Human bocavirus was first discovered in 2005 by using molecular screening methods. It is a novel parvovirus which is a small (20 nm) naked capsid, single-stranded DNA virus. Unlike another human parvovius, parvovirus B19 that causes erythema infectiosum (slapped face—see Chapter 10 detailed virology of parvovirus), it has been primarily implicated as a cause of wheezing and other respiratory illnesses in children. In addition, bocavirus has also been isolated from feces of infants with gastroenteritis symptoms. Three strains of human bocavirus (HBoV), HBoV-1, 2, and 3 have been identified. Symptoms include cough, fever, and wheezing. Diagnosis requires PCR methods. Further studies are ongoing to determine its epidemiologic behavior and relative contribution to respiratory morbidity.

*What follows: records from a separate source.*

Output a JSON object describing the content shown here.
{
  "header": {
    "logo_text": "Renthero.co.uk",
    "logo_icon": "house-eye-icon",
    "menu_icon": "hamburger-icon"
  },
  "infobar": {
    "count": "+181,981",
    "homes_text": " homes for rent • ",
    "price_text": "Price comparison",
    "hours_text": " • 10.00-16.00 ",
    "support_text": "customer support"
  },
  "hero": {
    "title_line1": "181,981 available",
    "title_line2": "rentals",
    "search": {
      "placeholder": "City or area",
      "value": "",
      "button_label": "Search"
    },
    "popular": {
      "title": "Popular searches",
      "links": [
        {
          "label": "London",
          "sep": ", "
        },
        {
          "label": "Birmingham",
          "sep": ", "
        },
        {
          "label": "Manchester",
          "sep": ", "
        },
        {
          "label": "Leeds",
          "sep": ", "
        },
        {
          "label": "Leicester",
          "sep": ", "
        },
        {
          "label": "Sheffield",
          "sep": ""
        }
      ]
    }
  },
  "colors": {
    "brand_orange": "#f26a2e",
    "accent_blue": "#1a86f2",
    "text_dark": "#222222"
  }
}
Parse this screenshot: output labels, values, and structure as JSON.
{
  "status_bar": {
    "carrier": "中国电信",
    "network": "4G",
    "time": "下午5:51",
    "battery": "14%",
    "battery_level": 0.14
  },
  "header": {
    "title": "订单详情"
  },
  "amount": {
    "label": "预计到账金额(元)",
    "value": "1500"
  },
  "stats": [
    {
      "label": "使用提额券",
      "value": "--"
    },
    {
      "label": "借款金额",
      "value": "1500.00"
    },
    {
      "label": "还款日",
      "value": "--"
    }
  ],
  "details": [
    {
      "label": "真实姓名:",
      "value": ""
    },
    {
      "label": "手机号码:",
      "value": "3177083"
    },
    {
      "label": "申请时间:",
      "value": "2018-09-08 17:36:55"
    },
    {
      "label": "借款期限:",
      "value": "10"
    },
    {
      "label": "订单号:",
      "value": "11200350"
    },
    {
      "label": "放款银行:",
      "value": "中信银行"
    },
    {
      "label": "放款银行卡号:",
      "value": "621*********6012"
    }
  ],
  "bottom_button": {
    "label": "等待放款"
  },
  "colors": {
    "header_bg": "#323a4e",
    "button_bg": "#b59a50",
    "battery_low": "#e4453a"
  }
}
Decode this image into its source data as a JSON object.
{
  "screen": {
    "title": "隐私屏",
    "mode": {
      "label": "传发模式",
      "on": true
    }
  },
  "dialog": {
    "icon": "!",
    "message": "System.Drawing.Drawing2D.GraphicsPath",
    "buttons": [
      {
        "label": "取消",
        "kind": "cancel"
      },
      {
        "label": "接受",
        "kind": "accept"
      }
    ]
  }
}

Reoviruses have been associated with upper respiratory tract infection, fever, gastroenteritis, febrile illness, and childhood exanthem. The reoviruses (also known as respiratory enteric orphans for “reo”) are naked capsid virions that contain segmented, double-stranded RNA genomes and an outer and inner (double) protein shell. In addition, the virions contain RNA-dependent RNA polymerase. These double-stranded viruses transcribe and replicate in the cytoplasm by using its own RNA polymerase. The progeny viruses are assembled in the cytoplasm of infected cells and released by cell lysis. They are ubiquitous and have been found in humans, simians, rodents, cattle, and a variety of other hosts. They have been studied in detail as experimental models, revealing much basic knowledge about viral genetics and pathogenesis at the molecular level. Three serotypes are known to infect humans and associated with several conditions; however, their role and mechanisms in human disease remain understood. Reoviruses causing diarrheal disease are discussed in Chapter 15 and arboviral diseases are discussed in Chapter 16.